Background and Purpose The American Stroke Association recommends post-stroke rehabilitation for those who qualify and have access to this service. Continued services at the post-hospital residential and outpatient rehabilitation levels of care result in further functional gains after acquired brain injury, including stroke, even when provided beyond 6-12 months post onset. Access to care remains a barrier to rehabilitation including third-party limits with funding and coverage restrictions. This study measured outcomes comparing those with state legislated Compulsory Funding (CF) vs. Restricted Funding (RF) for post-hospital neurorehabilitation. Methods There were a total of 402 participants across 14 states included in the study. The CF group had 201 and the RF group had 201 participants. The Mayo-Portland Adaptability Inventory (MPAI-4) was selected as the primary dependent measure. Results Post-hospital rehabilitation length of stay (LOS) was significantly shorter in the CF group, t(400) = 1.72, p < 0.05 (Cohen's d = 0.17). A Mixed 2x2 RM-MANCOVA revealed a significant main effect of time of testing, Pillai's Trace f(1,398) = 402.6, p < 0.001; power to detect = 0.99, partial eta2 = 0.50. The analysis also revealed significant between groups main effect f(1,398) = 12.8, p< 0.001, power to detect = 0.94, partial eta2 = 0.031. The results of Bonferroni post-hoc pairwise comparisons are presented. Conclusions This study examined the differences in rehabilitation outcomes and LOS for persons receiving CF post-acute neurorehabilitation with individuals receiving services in other states with RF. While both groups improved, the state legislated access to care CF group started post-hospital neurorehabilitation without delay, discharged more quickly thereby reducing cost, with a lower level of disability (MPAI-4 Indices) at discharge compared to the RF group.

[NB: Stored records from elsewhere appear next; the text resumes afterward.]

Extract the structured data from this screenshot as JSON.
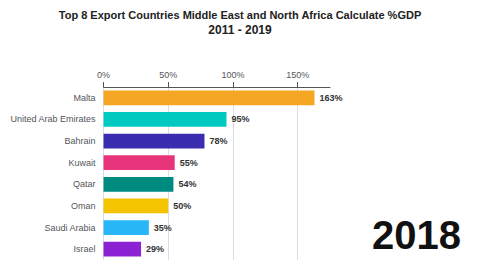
{
  "chart_data": {
    "type": "bar",
    "orientation": "horizontal",
    "title": "Top 8 Export Countries Middle East and North Africa Calculate %GDP",
    "subtitle": "2011 - 2019",
    "annotation": "2018",
    "categories": [
      "Malta",
      "United Arab Emirates",
      "Bahrain",
      "Kuwait",
      "Qatar",
      "Oman",
      "Saudi Arabia",
      "Israel"
    ],
    "values": [
      163,
      95,
      78,
      55,
      54,
      50,
      35,
      29
    ],
    "value_labels": [
      "163%",
      "95%",
      "78%",
      "55%",
      "54%",
      "50%",
      "35%",
      "29%"
    ],
    "colors": [
      "#F5A623",
      "#00C9C0",
      "#3A2DB0",
      "#E8347A",
      "#008B80",
      "#F5C400",
      "#29B6F6",
      "#8B22D4"
    ],
    "xlim": [
      0,
      175
    ],
    "xticks": [
      {
        "value": 0,
        "label": "0%"
      },
      {
        "value": 50,
        "label": "50%"
      },
      {
        "value": 100,
        "label": "100%"
      },
      {
        "value": 150,
        "label": "150%"
      }
    ],
    "grid": true,
    "data_labels": true
  }
}
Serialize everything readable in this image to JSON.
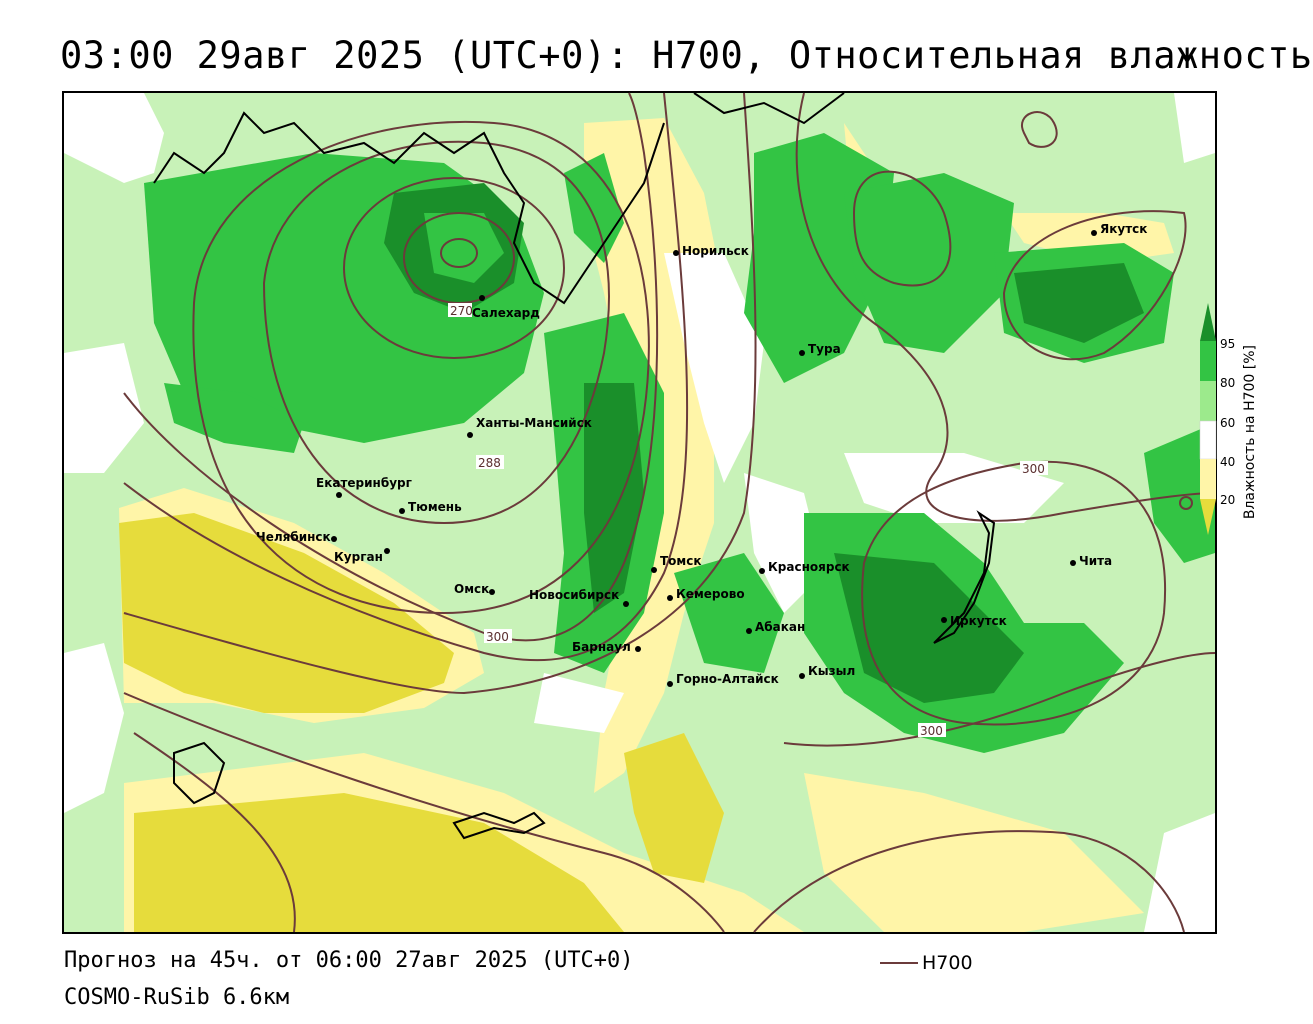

Competing Interest Statement

The authors have declared no competing interest.

Funding Statement

No external funding was received.

Author Declarations

I confirm all relevant ethical guidelines have been followed, and any necessary IRB and/or ethics committee approvals have been obtained.

Yes

The details of the IRB/oversight body that provided approval or exemption for the research described are given below:

NeuroRestorative IRB #1 (U.S. Department of Health and Human Services, IRB #: IORG0011535). Approved through June 30, 2025

I confirm that all necessary patient/participant consent has been obtained and the appropriate institutional forms have been archived, and that any patient/participant/sample identifiers included were not known to anyone (e.g., hospital staff, patients or participants themselves) outside the research group so cannot be used to identify individuals.

Yes

I understand that all clinical trials and any other prospective interventional studies must be registered with an ICMJE-approved registry, such as ClinicalTrials.gov. I confirm that any such study reported in the manuscript has been registered and the trial registration ID is provided (note: if posting a prospective study registered retrospectively, please provide a statement in the trial ID field explaining why the study was not registered in advance).

Yes

I have followed all appropriate research reporting guidelines, such as any relevant EQUATOR Network research reporting checklist(s) and other pertinent material, if applicable.

Yes

Data Availability

Due to the nature of the research (proprietary data), the data in the manuscript is not available.